The Federal Aviation Administration (FAA) Reauthorization Act of 2018 directed the FAA, the National Telecommunications and Information Administration (NTIA) and the FCC to submit a report examining whether the 5.03 – 5.091 GHz portion of the C-band or the 960 MHz to 1.164 GHz portion of the L-band could support UAS operations.

The report also found that there was significant concern of the impact of allowing UAS operations in the 960 to 1.164 GHz portion of the L-band on incumbent aeronautical navigation operations.

“We do not recommend moving forward with a proceeding to make 960 – 1164 MHz band available for UAS operations at this time,” the report said. “We recommend that the commission continue to study the use of this band for UAS purposes and to work with the FAA, NTIA and other stakeholders regarding the appropriate UAS rules and policies in the event that circumstances warrant initiating a rulemaking for this band.”

One other option that came from comments the organizations solicited was alternative frequencies licensed under flexible use service rules for UAS.

“In addition, the record reflects the widely held view that alternative frequencies licensed under flexible-use service rules are a promising option for UAS communications, particularly for beyond-visual line of sight and other network-based uses. The record is insufficient, however, to resolve certain issues including the potential for UAS in the flexible-use bands to cause harmful interference to other operations.”

The report recommended that the FCC continue to review potential use of the flexible use spectrum for UAS and to collect feedback from federal and private sector stakeholders to figure out whether interference could be addressed through private actions such as industry standards and agreements or if regulatory measures are necessary.

The report recommended that the FCC initiate a rulemaking proceeding to develop service and licensing rules to enable UAS use of the 5.03 – 5.091 GHz band and continue to examine the potential benefits and technical challenges of using the flexible use band for UAS use.

Find the full report here.

The FCC said it issued the new public notice to update the record in order to reflect operational and regulatory developments that have occurred in the last three years since the proceeding began.

Additionally, the FCC is seeking further comment on specific areas of the AIA proposal.

“Finally, because the focus of the AIA proposal and the resulting comment record appears to be in support of direct radio-line-of-sight (LOS) communications links between controller and unmanned aircraft, we seek comment on whether the commission should consider licensing alternatives in this band to support the growing interest in beyond radio-line-of-sight (BLOS) UAS operations,” the notice said. “We anticipate that the resulting record could help the commission to proceed with a more informed and specific notice of proposed rulemaking to make the 5030 – 5091 MHz band available as a suitable spectrum resource for UAS operations.”

Find the full public notice here.

“Unmanned aircraft systems (UAS), or drones, could greatly enhance our public safety, economic competitiveness and scientific progress,” said FCC Commissioner Geoffrey Starks. “That was the message I received in early 2020 when I visited the Nevada Institute for Autonomous Systems, an FAA-designated UAS test site outside Las Vegas.

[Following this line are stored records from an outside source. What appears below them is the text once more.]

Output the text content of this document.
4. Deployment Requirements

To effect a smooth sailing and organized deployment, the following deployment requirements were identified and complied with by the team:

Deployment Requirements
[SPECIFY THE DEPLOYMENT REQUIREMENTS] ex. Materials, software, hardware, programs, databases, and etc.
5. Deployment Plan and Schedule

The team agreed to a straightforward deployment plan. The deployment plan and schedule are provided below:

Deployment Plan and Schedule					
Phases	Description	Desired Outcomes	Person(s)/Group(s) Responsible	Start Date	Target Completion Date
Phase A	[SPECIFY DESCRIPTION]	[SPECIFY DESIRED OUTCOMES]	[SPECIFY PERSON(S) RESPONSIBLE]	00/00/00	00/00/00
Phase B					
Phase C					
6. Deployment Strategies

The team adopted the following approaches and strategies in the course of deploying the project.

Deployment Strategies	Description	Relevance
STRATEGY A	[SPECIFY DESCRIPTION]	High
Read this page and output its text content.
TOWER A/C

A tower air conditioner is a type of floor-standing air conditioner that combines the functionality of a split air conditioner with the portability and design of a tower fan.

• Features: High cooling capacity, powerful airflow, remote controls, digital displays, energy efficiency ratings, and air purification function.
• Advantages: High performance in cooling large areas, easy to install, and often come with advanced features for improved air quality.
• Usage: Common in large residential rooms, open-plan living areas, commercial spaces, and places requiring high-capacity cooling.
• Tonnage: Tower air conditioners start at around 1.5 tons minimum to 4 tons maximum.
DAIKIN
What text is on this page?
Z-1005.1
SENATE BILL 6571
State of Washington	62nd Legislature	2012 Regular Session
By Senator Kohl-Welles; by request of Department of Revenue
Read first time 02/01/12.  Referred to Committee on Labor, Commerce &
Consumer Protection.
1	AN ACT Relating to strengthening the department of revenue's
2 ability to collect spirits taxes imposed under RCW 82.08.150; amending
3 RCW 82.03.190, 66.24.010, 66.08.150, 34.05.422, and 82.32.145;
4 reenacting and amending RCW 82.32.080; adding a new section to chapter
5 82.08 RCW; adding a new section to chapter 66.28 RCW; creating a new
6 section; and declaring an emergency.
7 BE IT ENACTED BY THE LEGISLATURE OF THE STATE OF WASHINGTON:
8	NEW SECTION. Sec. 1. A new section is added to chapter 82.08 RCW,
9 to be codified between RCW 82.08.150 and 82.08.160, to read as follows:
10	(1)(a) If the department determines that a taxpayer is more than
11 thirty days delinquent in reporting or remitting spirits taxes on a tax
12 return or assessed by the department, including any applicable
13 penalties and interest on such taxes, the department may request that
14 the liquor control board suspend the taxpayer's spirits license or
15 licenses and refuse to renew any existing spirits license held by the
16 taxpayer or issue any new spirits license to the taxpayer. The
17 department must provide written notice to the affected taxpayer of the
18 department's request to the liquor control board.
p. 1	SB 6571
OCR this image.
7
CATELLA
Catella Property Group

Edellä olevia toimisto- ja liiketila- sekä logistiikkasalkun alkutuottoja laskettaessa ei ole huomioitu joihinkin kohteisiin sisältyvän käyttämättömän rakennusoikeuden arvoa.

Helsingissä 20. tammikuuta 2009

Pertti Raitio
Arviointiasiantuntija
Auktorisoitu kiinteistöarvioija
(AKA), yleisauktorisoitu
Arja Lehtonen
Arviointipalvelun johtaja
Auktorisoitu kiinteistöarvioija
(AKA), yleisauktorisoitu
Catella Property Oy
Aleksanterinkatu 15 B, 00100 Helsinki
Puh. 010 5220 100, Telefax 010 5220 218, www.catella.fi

But these systems cannot truly flourish without commission action governing the operation of UAS in licensed spectrum. That’s why I called for such action earlier this month. I’m therefore pleased to see today’s public notice seeking to refresh the record of a proceeding seeking a licensing framework for UAS. While the issues are complex and will require careful work with our federal partners at the FAA and NTIA, I’m hopeful that the new round of comments will allow the Commission to address the full spectrum needs of UAS and enable this important industry to fulfill its full potential.”